Sta di fatto che a seguito dell’interrogatorio il gip aveva respinto la richiesta di sospensione dall’attività lavorativa avanzata dal pm, «per carenza di gravità indiziaria», come è riportato nel provvedimento di rigetto. Nonostante ciò, «di fatto, senza che ancora il Tribunale si fosse espresso nei miei confronti, avevo già subito un demansionamento, dato che nel novembre 2017 dallo Stato civile ero stato trasferito all’Ufficio Polizia Locale per svolgere un’attività decisamente meno qualificante», sottolinea Radice manifestando la sua delusione.

La richiesta di rinvio a giudizio e la sentenza di non luogo a procedere

E malgrado il clima ostile che respirava sul luogo di lavoro, «dove molti colleghi mi guardavano come se mi fossi macchiato di chissà quale delitto», il lentatese, dopo il provvedimento a suo favore del gip, pensava di essere vicino all’uscita del tunnel. Ma «nel 2021, a conclusione delle indagini preliminari, invece dell’archiviazione la Procura ha richiesto il mio rinvio a giudizio per abuso d’ufficio, non più per corruzione». Il tutto era passato quindi al giudice dell’udienza preliminare, Silvia Pansini.
«Si è aperto un altro capitolo lunghissimo, non sono mai stato interrogato, ma ho seguito con attenzione tutte le udienze, ben quattro - continua - E finalmente, il 14 febbraio di quest’anno, il giudice ha emesso la sentenza di non luogo a procedere nei miei confronti “perché il fatto non costituisce reato”. In quel momento è come se mi fossi tolto un macigno dal petto».

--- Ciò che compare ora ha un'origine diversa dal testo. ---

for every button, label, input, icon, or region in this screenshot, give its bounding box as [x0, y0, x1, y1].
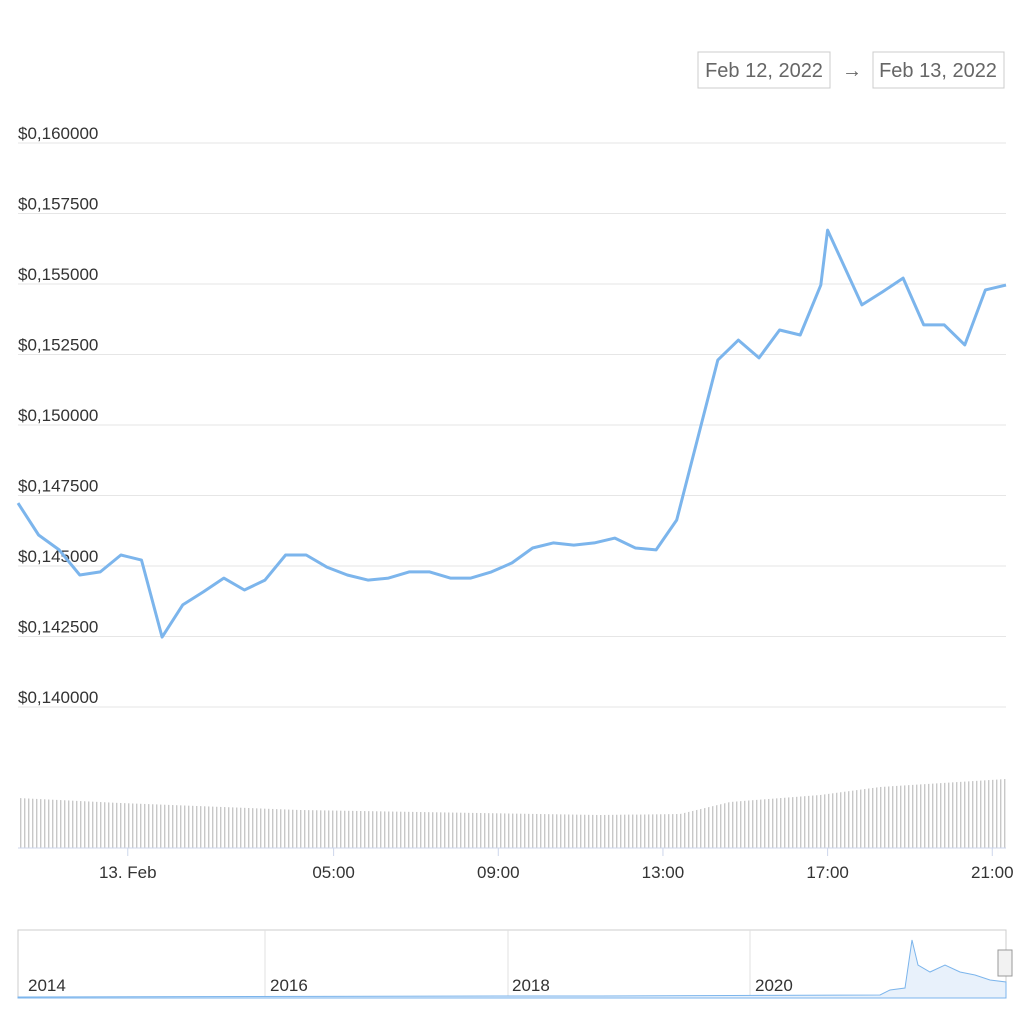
navigator-handle[interactable]: [997, 949, 1013, 977]
y-tick-label: $0,155000: [18, 265, 98, 284]
range-separator: →: [842, 60, 862, 82]
x-tick-label: 09:00: [477, 863, 520, 882]
x-tick-label: 13. Feb: [99, 863, 157, 882]
range-from-box[interactable]: [697, 51, 831, 89]
y-tick-label: $0,142500: [18, 618, 98, 637]
x-tick-label: 17:00: [806, 863, 849, 882]
y-tick-label: $0,160000: [18, 124, 98, 143]
range-to-box[interactable]: [872, 51, 1005, 89]
navigator-label: 2016: [270, 976, 308, 995]
x-tick-label: 13:00: [642, 863, 685, 882]
x-tick-label: 05:00: [312, 863, 355, 882]
y-tick-label: $0,140000: [18, 688, 98, 707]
range-from[interactable]: Feb 12, 2022: [705, 60, 823, 82]
range-to[interactable]: Feb 13, 2022: [879, 60, 997, 82]
navigator-series: [17, 939, 1007, 999]
price-line: [16, 228, 1007, 639]
navigator-label: 2014: [28, 976, 66, 995]
y-tick-label: $0,147500: [18, 477, 98, 496]
x-tick-label: 21:00: [971, 863, 1014, 882]
navigator-label: 2020: [755, 976, 793, 995]
y-tick-label: $0,157500: [18, 195, 98, 214]
volume-bars: [18, 779, 1006, 848]
y-tick-label: $0,152500: [18, 336, 98, 355]
y-tick-label: $0,150000: [18, 406, 98, 425]
y-tick-label: $0,145000: [18, 547, 98, 566]
navigator-label: 2018: [512, 976, 550, 995]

«La fine di un calvario, ma chi mi ripaga per tutta la sofferenza?»

La fine di un calvario per il professionista lentatese, che però sottolinea: «Cinque anni e mezzo sono troppi per giudicare una persona, tra l’altro sulla base di “voci di corridoio” - si sfoga - Chi mi ripaga per i problemi di salute, per l’emarginazione che ho subito e tuttora sto subendo sul posto di lavoro? Ancora adesso il clima che respiro è pesante, credo proprio che cercherò un’altra occupazione. Nella sfortuna, meno male che abito in un Comune diverso da quello dello scandalo, a Lentate non ho avuto alcun problema coi miei concittadini».

La vicinanza e il supporto della famiglia

A stargli accanto in questo periodo di esasperazione, delusione e sconforto, ci sono stati la sorella Erica e il papà Umberto Radice, noto teologo lentatese, «che hanno sempre creduto in me. Mio padre mi diceva di non perdere la speranza, di avere fede in Dio, che prima o poi sarebbe arrivato il lieto fine a questa assurda vicenda. E così è stato. Ma è giusto che io abbia dovuto passare le pene dell’inferno senza avere nessuna colpa?».